Andad sabiamente para con los de afuera, redimiendo el tiempo. Sea vuestra palabra siempre con gracia, sazonada con sal, para que sepáis cómo debéis responder a cada uno. (Colosenses 4:5-6)
El Señor Jesús se apartaba a menudo para pasar momentos de quietud con su Padre. Si el Hijo de Dios necesitaba tiempo para la oración, entonces seguramente nosotros tampoco podemos vivir sin ella. Ayer vimos que quienes “lo hacen solos” se cansan por llevar cargas innecesarias. Ahora veamos los resultados de llevar ese peso extra a lo largo de la vida.
Cuando estamos agotados espiritual, emocional o físicamente, somos susceptibles al desánimo. La pérdida de confianza es seguida pronto por la duda. Un creyente inmerso en la oración y la lectura de las Sagradas Escrituras encontrará seguridad en el poder y la presencia de Dios. A Josué se le exhortó a meditar en la Ley, porque su éxito dependía de obedecer la voluntad del Padre celestial (Jos 1.8, 9). Mantener al Señor en el centro de nuestra atención, junto con la lectura diaria de la Biblia y la oración, genera confianza. Pero alguien que cuestiona la fidelidad de Dios buscará refugio en todas partes, menos en esas disciplinas.

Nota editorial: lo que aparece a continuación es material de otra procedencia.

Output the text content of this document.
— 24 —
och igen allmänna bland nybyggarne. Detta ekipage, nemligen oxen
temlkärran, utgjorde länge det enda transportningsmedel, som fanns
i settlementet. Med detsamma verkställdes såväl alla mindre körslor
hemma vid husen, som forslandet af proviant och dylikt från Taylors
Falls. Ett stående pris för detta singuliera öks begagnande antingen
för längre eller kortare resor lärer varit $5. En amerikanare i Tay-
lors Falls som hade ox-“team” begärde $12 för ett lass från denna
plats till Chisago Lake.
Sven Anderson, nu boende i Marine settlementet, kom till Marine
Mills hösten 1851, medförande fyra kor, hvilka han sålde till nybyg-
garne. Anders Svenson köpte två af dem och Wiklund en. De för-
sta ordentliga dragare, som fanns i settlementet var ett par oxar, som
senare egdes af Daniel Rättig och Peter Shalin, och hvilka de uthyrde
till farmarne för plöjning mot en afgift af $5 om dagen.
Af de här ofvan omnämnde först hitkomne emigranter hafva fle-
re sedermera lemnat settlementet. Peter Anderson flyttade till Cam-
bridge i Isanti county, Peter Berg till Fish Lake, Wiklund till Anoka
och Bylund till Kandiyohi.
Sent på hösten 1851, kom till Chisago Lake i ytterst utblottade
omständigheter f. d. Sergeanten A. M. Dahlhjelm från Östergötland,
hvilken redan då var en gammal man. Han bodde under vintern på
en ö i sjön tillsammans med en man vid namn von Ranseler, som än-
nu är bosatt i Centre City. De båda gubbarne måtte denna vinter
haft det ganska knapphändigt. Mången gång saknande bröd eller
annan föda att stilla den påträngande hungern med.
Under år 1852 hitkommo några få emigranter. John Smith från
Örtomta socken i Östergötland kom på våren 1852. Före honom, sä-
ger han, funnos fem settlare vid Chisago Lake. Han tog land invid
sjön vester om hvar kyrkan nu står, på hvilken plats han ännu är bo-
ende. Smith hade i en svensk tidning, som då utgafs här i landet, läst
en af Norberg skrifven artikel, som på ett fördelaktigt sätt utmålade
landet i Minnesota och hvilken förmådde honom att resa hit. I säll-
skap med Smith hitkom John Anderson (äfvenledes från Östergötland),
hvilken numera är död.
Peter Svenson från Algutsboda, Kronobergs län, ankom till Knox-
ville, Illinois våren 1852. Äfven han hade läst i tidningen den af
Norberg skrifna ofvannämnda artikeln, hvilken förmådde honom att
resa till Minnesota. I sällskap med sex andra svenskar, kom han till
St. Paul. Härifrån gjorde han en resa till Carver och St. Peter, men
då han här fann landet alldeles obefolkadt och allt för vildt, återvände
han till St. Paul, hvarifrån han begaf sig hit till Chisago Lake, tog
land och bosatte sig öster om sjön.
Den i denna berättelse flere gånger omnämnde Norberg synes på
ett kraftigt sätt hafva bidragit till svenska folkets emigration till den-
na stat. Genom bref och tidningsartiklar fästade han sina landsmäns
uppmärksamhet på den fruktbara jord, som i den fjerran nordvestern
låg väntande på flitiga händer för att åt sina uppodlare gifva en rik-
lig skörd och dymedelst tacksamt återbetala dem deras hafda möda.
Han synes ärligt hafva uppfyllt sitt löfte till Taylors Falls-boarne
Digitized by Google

Si bien, dejar de orar nos hace hundirnos, el daño puede revertirse en cualquier momento. Es simple: confiese al Señor que ha dejado de orar, y luego haga de pasar tiempo cada día con Él una prioridad. En esos momentos de comunión, Él aligerará sus cargas, le animará y llenará de confianza.
Señor, disipa las dudas de mi corazón cuando la adversidad o las dificultades de la vida me hagan alejarme de Ti. Que en todo tiempo, confíe en Tu poder y en Tu amor que no cambian y que no fallan, sabiendo con total certeza, que Tu sostendrás mis cargas y me devolverás la paz y la tranquilidad que deseas para cada uno de Tus hijos. En El Nombre de Jesús, Amén.